The pattern calls for a decrease row after each pattern repeat. After I had worked five rows of mosaics (thus two and a half pattern repeats and two yoke decrease rows), I had Leah try it on and realized that (1) the cardigan was stretched too tightly around her shoulders, and (2) the yoke would not be long enough if I followed the pattern exactly. Before continuing, I would like to stress two points. First, this is by no means a problem with the pattern. Recall point 2 above – I did not go up a needle size when I began the mosaic portion – thus it is not surprising that I had a few fit issues. Second, and more important, is that ALL patterns are written to standard sizes. The whole point of hand-knitting a garment is to knit it to fit. You should never just knit blindly to the pattern measurement. If the pattern says to knit the sleeves to 19″ for a size 38, and you are a size 38 but have extra long arms, it would be crazy to knit the sleeves to fit the pattern rather than to fit your body.
To fix this, I ripped back to before the second yoke decreases and knit another half-repeat before decreasing. Thus, Leah’s sweater has 7 rows of mosaic (3.5 repeats) with yoke decreases after the second, fifth and seventh rows of mosaics. This means that the decreases are made in the contrast colour (the Candlewick) the second time.

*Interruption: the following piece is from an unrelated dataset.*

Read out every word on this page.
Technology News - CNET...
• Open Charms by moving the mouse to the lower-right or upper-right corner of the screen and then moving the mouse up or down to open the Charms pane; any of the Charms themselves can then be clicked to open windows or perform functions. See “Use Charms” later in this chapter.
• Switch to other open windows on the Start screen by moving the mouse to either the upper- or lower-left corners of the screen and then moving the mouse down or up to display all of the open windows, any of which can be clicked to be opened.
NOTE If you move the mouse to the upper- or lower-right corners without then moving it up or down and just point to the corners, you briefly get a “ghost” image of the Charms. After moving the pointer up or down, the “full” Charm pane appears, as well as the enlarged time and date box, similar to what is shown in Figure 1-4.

4. The buttonbands. Unblocked, the fit on this cardigan was tight. I was worried about getting a good fit, but didn’t want to do a hard block on the pattern. I decided instead to add a bit more give by adding 4 rows of garter stich in the main colour to the beginning of the button bands. This adds two garter ridges in grey between the yoke pattern and the buttonband edging. This gave me just enough extra “give” so that the fit is perfect. And, I think it looks fabulous. I really like the effect; I think it makes the yoke pattern “pop” even better.

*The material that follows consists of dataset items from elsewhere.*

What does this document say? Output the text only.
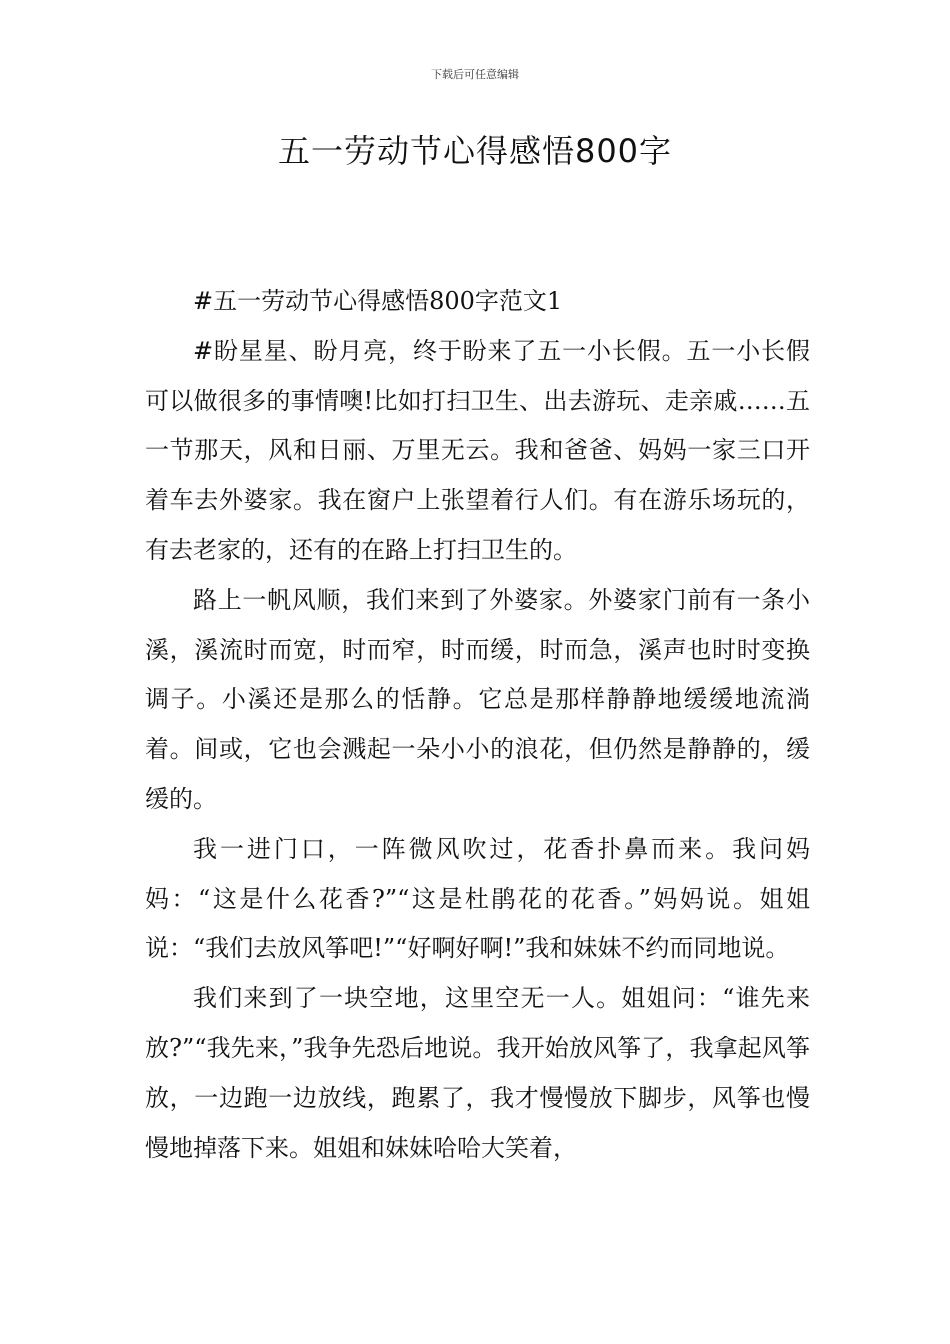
下载后可任意编辑
五一劳动节心得感悟800字

#五一劳动节心得感悟800字范文1

#盼星星、盼月亮，终于盼来了五一小长假。五一小长假可以做很多的事情噢!比如打扫卫生、出去游玩、走亲戚……五一节那天，风和日丽、万里无云。我和爸爸、妈妈一家三口开着车去外婆家。我在窗户上张望着行人们。有在游乐场玩的，有去老家的，还有的在路上打扫卫生的。

路上一帆风顺，我们来到了外婆家。外婆家门前有一条小溪，溪流时而宽，时而窄，时而缓，时而急，溪声也时时变换调子。小溪还是那么的恬静。它总是那样静静地缓缓地流淌着。间或，它也会溅起一朵小小的浪花，但仍然是静静的，缓缓的。

我一进门口，一阵微风吹过，花香扑鼻而来。我问妈妈：“这是什么花香?”“这是杜鹃花的花香。”妈妈说。姐姐说：“我们去放风筝吧!”“好啊好啊!”我和妹妹不约而同地说。

我们来到了一块空地，这里空无一人。姐姐问：“谁先来放?”“我先来，”我争先恐后地说。我开始放风筝了，我拿起风筝放，一边跑一边放线，跑累了，我才慢慢放下脚步，风筝也慢慢地掉落下来。姐姐和妹妹哈哈大笑着，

We really went right to the wire with this project. It was 3pm on Saturday by the time I finished blocking it; Leah and I then hopped in the car and raced out to find buttons. I had wanted to find yellow buttons, but they weren’t to be had. Leah insisted these small grey metal ones would be just right, and she nailed it.
The weather has been pretty miserable this Bank Holiday weekend, but the rain held off just enough that I was able to unpin the cardigan and put it outside for a few hours on Sunday afternoon, enough to ensure the back was dry. (You can see I was also busy washing several of Leah’s other hand knitted garments – and one of Emma’s as well; aren’t my girls lucky?)
This pattern is beautifully written and detailed. The cardigan looks so intricate and complicated but is quite simple to knit (the mosaic pattern means that you never knit with more than one colour on any row). I love all of the little details that make the pattern special; for example, the edging done in the mosaic pattern but in garter stitch instead of stockinette. This looks so classy!
And this, Dear Readers, is why I knit!